How to cite this URL:
Huang X, Tang X, Wang F, Ma C. Lipodystrophia centrifugalis abdominalis infantilis accompanied by immunoglobulin kappa chain gene rearrangement successfully treated by a low dose of prednisone. Indian J Dermatol Venereol Leprol [serial online] 2020 [cited 2021 Jan 23];86:719-23. Available from: https://www.ijdvl.com/text.asp?2020/86/6/719/298704




Sir,

Lipodystrophia centrifugalis abdominalis infantilis is a rare localized lipoatrophic disorder mainly affecting children of Eastern Asian descent.[1] The unclear pathogenesis leads to a difficulty in management of this rare condition. We present a case with immunoglobulin kappa chain gene rearrangement. Strikingly, the child showed a remarkable response to oral prednisone. Subsequently, we conducted a systematic review and summarized the characteristics of the 7 documented cases that were on systemic corticosteroids and discuss its potential in dealing with lipodystrophia centrifugalis abdominalis infantilis.

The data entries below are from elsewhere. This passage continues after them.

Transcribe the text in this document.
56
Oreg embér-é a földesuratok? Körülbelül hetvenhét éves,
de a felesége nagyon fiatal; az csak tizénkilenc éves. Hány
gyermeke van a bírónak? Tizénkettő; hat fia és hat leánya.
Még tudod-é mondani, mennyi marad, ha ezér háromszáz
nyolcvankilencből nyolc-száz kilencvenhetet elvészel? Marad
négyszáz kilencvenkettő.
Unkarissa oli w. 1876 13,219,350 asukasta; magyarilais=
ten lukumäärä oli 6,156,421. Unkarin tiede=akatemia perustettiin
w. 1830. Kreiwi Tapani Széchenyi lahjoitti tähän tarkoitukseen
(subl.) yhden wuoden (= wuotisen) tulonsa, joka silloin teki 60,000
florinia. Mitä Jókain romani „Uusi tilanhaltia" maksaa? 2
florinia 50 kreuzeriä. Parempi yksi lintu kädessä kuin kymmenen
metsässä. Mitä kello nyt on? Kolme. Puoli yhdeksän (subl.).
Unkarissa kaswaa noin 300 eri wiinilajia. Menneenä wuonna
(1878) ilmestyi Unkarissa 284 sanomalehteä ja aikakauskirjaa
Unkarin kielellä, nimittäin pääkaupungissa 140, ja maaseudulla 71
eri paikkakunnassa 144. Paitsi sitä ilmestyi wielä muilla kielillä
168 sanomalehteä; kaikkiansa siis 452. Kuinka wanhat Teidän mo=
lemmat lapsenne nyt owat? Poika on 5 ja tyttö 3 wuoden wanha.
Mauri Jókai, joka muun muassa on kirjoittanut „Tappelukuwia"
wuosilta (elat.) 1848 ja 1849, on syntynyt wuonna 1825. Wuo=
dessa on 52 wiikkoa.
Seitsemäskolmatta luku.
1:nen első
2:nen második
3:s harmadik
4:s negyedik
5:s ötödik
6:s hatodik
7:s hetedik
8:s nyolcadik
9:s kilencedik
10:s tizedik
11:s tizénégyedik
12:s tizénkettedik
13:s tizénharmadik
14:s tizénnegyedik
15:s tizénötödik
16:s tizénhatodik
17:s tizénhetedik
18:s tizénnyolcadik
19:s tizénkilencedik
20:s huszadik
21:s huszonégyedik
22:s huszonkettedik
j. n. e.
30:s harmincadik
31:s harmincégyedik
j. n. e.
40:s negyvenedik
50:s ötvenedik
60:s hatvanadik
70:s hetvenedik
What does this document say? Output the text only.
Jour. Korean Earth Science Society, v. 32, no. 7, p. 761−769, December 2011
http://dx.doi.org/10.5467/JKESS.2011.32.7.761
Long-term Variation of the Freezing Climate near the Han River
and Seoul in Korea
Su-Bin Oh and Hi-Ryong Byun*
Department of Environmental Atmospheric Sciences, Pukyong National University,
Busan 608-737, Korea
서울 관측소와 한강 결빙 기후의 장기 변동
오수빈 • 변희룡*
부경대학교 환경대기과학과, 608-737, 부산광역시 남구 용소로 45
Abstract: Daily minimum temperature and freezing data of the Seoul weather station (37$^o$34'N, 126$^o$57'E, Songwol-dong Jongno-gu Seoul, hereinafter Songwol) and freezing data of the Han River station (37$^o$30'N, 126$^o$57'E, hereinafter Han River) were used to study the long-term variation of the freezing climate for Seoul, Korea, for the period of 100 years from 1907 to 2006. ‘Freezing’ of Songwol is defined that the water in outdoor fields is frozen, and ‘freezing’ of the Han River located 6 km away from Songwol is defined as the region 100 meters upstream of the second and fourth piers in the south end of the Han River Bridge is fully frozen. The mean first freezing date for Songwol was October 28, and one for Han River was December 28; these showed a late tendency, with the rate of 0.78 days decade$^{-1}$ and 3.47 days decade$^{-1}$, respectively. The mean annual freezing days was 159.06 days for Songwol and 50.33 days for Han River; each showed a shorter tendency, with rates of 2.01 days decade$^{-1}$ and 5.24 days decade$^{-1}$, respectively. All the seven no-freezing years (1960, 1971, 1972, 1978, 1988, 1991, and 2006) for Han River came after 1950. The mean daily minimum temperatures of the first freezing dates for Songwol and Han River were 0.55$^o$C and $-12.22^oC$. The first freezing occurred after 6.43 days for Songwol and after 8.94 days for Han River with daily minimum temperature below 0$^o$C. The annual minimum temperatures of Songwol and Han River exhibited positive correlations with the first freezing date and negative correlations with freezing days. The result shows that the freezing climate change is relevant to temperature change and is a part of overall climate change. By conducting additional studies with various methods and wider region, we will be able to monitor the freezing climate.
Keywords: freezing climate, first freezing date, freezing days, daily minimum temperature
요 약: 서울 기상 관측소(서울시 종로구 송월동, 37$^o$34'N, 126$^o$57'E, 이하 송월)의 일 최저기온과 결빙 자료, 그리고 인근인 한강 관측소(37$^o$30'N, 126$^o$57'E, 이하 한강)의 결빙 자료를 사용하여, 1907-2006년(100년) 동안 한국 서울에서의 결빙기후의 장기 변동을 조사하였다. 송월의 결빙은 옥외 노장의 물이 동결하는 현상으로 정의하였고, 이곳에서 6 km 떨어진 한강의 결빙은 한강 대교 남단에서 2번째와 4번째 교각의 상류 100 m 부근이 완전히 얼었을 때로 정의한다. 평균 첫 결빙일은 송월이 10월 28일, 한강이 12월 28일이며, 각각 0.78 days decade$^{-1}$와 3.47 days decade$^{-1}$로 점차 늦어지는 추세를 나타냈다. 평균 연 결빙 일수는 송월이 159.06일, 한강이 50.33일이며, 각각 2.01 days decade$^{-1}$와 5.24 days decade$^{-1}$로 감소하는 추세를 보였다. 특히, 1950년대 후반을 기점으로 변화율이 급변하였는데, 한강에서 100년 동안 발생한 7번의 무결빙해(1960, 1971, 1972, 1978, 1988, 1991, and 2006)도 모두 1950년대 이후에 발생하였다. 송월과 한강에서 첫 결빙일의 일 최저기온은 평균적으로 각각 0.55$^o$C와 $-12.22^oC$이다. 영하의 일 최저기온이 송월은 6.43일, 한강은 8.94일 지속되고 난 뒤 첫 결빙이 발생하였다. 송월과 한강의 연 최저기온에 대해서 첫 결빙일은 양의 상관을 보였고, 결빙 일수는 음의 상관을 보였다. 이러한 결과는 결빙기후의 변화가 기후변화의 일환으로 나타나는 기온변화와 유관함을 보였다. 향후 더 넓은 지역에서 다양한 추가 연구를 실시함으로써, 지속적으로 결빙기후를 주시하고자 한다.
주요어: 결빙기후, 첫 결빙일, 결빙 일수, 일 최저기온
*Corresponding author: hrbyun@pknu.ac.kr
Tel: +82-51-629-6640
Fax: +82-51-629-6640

An 8-year-old boy visited our department with a 4-month history of progressive erythema and depressed skin over the abdomen and scrotum accompanied by paroxysmal abdominal pain. He responded poorly to antibiotics. The child had no triggers like trauma or prior injection at the site. The patient was born at full term and fed normally with an unremarkable family history. A dark red, depressed plaque spreading from the left lower abdomen to the left thigh was seen with visible underlying blood vessels [Figure 1]a. Several inguinal lymph nodes were palpable. The scalp presented with depressed plaques and alopecia [Figure 1]b. Laboratory tests revealed normal blood cell count, electrolyte and glucose analysis, kidney, liver, and chest radiograph. Antinuclear antibodies were negative. Sonography of the inguinal lymph nodes showed inflammatory changes.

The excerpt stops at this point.